Юбилейный вечер состоялся не в феврале, а 3 мая, на нем присутствовали
по свидетельству В.Д.Пришвиной А.Твардовский, С.Михалков,
С.Маршак, А.Фадеев, Л.Сейфулиина, Н.Асеев, К.Федин, К.Тренев, был также
Н.Семашко, а от ЦК партии А.М.Еголин.
И все же признание заслуг Пришвина перед советской культурой не означало
приятия со стороны государства всего, что он писал. Скорее наоборот, чем
дальше, тем труднее пробивались, а по большей части не пробивались к
читателю его новые вещи, и в первую очередь это относится ко второму
после "Мирской чаши" обращению Пришвина к высшим руководителям страны за
право напечататься и ко второму поражению в этом прямом диалоге с
Кремлем.
По странному совпадению речь шла о повести, которую Пришвин одно время
так и хотел назвать "Мирская чаша", по-видимому старую "Мирскую чашу",
посвященную 1919 году, навсегда похоронив, но позднее назвал иначе -
"Повесть нашего времени", сменив по ходу работы над новым произведением
несколько названий ("Победа", "Ключ правды", "Странник").
Эта повесть не просто одно из самых неизвестных и самых пронзительных
произведений писателя, но своего реакция выздоравливающего организма на
рецидивы серебряновекового модерна, своеобразное покаяние и главное
достоинство ее - удивительное смирение. Перефразируя известное
высказывание Достоевского, можно было бы сказать, что это и есть та
книга, которой Пришвин мог бы оправдаться перед Богом (сам он, правда,
называл в этом качестве иную вещь: "На Большом Суде, однако, я в
оправдание свое могу показать "Жень-Шень": в нем содержится моя победа".
"Повесть нашего времени" - странная книга. В ней уходят на фронт
солдаты, но не погибают, а чудесным образом спасаются и возвращаются
домой, в ней женщины получают похоронки, легко выходят снова замуж, а
потом к ним возвращаются прежние мужья; бытовое страдание, тяжкий труд,
голод - все это приглушено здесь и, можно было бы сказать, что описание
военной деревни так же приблизительно и условно, как описание лагеря в
"Осударевой дороге", но удивительную тайну прячет в себе искусство: то,
что в иных случаях оборачивается ложью, пусть даже и назовут это притчей
или сказкой, в других звучит высшей правдой.

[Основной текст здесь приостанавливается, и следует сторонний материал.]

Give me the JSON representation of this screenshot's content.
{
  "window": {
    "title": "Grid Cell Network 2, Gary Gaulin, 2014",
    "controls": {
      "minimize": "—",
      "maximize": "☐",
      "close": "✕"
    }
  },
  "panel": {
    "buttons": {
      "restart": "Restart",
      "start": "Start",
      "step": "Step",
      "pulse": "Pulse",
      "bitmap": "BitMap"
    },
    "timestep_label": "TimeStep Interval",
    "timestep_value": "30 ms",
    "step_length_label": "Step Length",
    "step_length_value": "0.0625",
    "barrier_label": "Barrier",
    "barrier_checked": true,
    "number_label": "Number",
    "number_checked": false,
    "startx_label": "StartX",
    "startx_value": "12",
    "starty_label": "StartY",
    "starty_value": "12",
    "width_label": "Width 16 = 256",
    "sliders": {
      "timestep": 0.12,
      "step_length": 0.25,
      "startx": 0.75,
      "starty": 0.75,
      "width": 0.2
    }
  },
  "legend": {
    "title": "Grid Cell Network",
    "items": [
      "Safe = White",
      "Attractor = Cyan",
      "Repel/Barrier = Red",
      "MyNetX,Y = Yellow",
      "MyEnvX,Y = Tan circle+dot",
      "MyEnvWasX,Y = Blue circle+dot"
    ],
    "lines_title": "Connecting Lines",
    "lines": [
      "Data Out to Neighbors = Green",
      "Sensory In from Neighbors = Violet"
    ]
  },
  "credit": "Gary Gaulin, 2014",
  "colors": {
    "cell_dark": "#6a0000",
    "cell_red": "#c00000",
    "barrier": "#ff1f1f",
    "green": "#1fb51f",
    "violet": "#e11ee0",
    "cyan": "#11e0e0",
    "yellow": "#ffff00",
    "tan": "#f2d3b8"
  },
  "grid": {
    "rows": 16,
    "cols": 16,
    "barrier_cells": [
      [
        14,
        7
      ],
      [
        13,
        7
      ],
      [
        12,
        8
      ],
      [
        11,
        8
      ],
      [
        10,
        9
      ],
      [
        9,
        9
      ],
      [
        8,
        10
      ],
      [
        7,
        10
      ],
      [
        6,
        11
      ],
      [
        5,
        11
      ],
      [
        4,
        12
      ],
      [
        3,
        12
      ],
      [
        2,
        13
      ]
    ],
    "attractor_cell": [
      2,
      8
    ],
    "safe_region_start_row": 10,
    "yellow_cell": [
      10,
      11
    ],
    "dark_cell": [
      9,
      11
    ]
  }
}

Быть может, секрет этой вещи в том, что здесь впервые Пришвин выбрал в
роли рассказчика не себя, не всезнающего и мудрого художника, которого
некий условный бог наделил особенными правами, но самого обычного
человека ("мне же... хотелось самому сделаться писателем, но не для
славы, а вот как Нестор был - летописцем, соединяющим поколения людей",
- признается рассказчик), и, хотя не до конца эту ноту выдержал, новое
измерение осветило военную повесть удивительным светом.
"Не из книг, друзья мои, беру слова, а как голыши собираю с дороги и
точу их собственным опытом жизни. И если мне скажут теперь, что неверно
о ком-нибудь высказываю, то я беру судью своего за рукав и привожу к
тому, о ком говорил: "Вот он". А если это вещь, то укажу и на вещь: "Вот
она лежит".
Сказать таких слов о той же "Осударевой дороги" он бы не смог, а вот про
эту вещь - да, здесь он попал в самую точку и в одном месте, как бы
осекая, смиряя себя, что прежде как художнику уж точно было ему неведомо
(художник может все!), почти по-платоновски заключил свои рассуждения:
"Лучше открыто скажу и прямо, что не знаю, и о самом главном молчу: мое
молчание есть моя правда", - да и вообще сама тема повести "возвращение"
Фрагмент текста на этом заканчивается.